Fra i molti indicatori economici, quello relativo ai prestiti bancari assume una particolare valenza proprio nei tempi di crisi che stiamo vivendo. E non fa eccezione quanto contenuto nel volume «L’andamento del credito nelle regioni italiane nel primo trimestre del 2010», diffuso da Bankitalia. Due i dati salienti: da un lato si registra l’aumento del credito concesso ai nuclei familiari mentre risulta in discesa quello relativo alle imprese; dall’altro lato emerge una tendenza territoriale, con il ricorso ai prestiti che risulta più frequente nelle regioni del Mezzogiorno.
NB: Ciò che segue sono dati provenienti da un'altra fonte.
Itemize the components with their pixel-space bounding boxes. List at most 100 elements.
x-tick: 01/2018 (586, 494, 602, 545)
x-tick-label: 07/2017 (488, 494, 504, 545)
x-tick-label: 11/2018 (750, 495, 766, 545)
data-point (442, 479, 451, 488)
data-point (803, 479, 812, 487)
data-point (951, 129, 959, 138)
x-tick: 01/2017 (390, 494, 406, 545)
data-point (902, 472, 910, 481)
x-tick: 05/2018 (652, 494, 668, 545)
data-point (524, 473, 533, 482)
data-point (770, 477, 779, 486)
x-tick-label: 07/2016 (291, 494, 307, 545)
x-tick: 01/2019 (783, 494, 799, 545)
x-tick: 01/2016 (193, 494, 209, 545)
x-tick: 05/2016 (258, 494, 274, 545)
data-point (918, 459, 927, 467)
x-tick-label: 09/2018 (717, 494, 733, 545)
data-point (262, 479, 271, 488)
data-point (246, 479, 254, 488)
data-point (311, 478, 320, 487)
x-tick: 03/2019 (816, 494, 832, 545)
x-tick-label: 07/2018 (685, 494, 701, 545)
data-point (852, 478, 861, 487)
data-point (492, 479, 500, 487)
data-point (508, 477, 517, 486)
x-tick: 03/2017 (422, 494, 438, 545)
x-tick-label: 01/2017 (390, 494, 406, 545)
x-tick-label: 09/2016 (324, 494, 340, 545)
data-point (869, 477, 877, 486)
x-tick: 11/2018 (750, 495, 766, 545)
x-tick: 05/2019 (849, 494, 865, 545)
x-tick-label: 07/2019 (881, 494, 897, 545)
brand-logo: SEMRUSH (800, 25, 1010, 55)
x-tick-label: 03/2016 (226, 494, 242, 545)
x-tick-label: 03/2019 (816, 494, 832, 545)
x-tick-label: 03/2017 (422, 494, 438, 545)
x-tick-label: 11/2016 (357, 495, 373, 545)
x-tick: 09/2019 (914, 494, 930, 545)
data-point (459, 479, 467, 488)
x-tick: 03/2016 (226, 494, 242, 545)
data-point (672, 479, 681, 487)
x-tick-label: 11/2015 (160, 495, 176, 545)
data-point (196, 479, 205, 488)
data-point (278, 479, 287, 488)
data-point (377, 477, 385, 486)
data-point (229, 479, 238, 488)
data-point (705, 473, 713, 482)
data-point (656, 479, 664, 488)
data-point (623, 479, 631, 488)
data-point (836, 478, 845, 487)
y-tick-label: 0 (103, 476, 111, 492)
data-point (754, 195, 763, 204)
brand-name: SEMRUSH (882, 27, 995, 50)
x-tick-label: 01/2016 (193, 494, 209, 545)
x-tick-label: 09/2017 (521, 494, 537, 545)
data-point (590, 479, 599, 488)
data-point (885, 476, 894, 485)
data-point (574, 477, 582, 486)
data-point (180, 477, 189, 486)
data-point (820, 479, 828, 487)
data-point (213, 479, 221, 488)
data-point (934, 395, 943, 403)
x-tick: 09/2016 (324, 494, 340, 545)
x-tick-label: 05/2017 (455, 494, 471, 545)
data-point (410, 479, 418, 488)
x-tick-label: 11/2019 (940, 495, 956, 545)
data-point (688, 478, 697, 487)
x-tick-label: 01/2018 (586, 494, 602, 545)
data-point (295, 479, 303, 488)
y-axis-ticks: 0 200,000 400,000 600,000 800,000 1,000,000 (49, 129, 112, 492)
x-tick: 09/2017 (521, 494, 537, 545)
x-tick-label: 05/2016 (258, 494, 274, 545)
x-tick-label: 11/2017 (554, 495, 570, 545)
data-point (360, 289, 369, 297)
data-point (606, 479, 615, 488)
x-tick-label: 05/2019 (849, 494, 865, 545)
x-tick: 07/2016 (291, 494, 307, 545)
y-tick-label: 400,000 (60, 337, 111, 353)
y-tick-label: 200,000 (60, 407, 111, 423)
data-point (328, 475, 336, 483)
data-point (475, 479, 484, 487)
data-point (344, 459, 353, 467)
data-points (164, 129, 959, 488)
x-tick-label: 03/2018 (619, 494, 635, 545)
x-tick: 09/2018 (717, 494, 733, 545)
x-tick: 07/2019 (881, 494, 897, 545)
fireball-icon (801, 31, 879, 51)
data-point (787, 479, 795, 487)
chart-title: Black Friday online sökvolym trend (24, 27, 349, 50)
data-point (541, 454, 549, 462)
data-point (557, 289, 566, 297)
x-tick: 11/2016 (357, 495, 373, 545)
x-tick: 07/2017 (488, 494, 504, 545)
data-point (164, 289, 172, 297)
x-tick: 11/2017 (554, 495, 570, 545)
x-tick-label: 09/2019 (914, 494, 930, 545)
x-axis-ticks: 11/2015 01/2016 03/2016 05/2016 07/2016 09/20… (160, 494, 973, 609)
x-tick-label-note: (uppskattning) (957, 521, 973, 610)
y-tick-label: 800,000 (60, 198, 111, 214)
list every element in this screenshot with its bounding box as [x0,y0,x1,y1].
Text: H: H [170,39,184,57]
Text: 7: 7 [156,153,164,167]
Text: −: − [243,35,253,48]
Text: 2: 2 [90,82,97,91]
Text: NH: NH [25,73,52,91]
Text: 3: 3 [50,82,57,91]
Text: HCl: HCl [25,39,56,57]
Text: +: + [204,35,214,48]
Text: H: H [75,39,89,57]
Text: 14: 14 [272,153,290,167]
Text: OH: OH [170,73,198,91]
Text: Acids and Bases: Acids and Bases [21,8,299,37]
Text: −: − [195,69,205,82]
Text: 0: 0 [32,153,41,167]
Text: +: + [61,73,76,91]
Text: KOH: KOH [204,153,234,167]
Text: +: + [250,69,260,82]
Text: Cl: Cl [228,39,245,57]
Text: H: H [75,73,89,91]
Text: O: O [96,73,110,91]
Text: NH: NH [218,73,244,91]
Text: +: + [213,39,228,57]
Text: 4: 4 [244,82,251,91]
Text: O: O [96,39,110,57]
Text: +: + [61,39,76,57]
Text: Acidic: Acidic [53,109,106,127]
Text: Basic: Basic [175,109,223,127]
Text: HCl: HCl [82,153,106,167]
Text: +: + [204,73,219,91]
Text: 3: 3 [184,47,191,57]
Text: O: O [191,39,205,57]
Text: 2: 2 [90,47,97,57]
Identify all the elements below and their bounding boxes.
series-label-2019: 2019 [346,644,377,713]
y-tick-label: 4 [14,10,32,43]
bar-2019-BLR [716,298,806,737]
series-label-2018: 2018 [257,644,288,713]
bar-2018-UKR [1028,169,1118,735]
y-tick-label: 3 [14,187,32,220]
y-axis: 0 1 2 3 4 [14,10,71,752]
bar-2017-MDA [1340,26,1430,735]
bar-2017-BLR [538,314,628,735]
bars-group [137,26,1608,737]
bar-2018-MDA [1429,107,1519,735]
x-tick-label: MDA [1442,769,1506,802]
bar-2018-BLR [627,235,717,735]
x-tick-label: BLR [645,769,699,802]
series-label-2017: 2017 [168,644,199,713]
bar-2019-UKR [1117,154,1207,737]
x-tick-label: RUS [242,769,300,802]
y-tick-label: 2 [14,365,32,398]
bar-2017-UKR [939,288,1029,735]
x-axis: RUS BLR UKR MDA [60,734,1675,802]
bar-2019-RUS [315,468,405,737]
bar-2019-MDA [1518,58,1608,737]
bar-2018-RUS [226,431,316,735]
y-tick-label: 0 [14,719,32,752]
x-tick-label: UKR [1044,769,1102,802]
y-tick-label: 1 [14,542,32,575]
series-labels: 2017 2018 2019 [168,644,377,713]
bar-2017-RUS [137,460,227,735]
In particolare, secondo le rilevazioni di Via Nazionale, nel mese di marzo 2010 rispetto ad un anno prima i prestiti alle famiglie consumatrici sono aumentati del 4,2% sui 12 mesi, in accelerazione rispetto al dato di dicembre. E in linea con la dinamica registrata nei precedenti trimestri, il tasso di crescita dei finanziamenti bancari alle famiglie meridionali è risultato superiore a quello del CentroNord. L’aumento dei prestiti ha riguardato tutte le regioni ed è stato più sostenuto in Calabria, Molise e Puglia, dove si è attestato poco al di sopra del 7%; Emilia Romagna, Lombardia e Veneto hanno invece registrato i tassi di espansione più bassi. Il perché di queste dinamiche è abbastanza evidente, visto che la crisi costringe un numero crescente di famiglie ad indebitarsi, e colpisce più duro nelle regioni meno sviluppate. MAGGIORI INCOGNITE Opposta la situazione delle imprese: a marzo 2010 i prestiti, corretti per gli effetti delle operazioni di cartolarizzazione, sono diminuiti rispetto all’anno precedente (-3,3%). Il calo ha riguardato esclusivamente il Centro Nord; nel Mezzogiorno i prestiti al settore produttivo sono lievemente aumentati (0,9% sui 12 mesi). Al riguardo, con tutta probabilità pesa soprattutto l’atteggiamento prudente delle banche. Infatti,
se i prestiti alle famiglie presentano meno incognite per gli istituti, sia per l’entità mediamente contenuta delle cifre erogate sia per le solide garanzie che vengono richieste, quelli erogati alle imprese hanno maggiori profili di rischio, specie in tempi difficili. In leggero peggioramento la qualità del credito, con il flusso di nuove sofferenze in rapporto ai prestiti che, nella media di quattro trimestri, è lievemente aumentato rispetto ai dati rilevati per l’ultimo trimestre del 2009 sia per le famiglie (a 1,4% da 1,3%) sia per le imprese (a 2,6% da 2,5%). Quanto ai costi del finanziamento. Ed ancora, nel primo trimestre del 2010 i tassi sulle operazioni a breve termine in Italia sono scesi di un decimo di punto percentuale rispetto al trimestre recedente.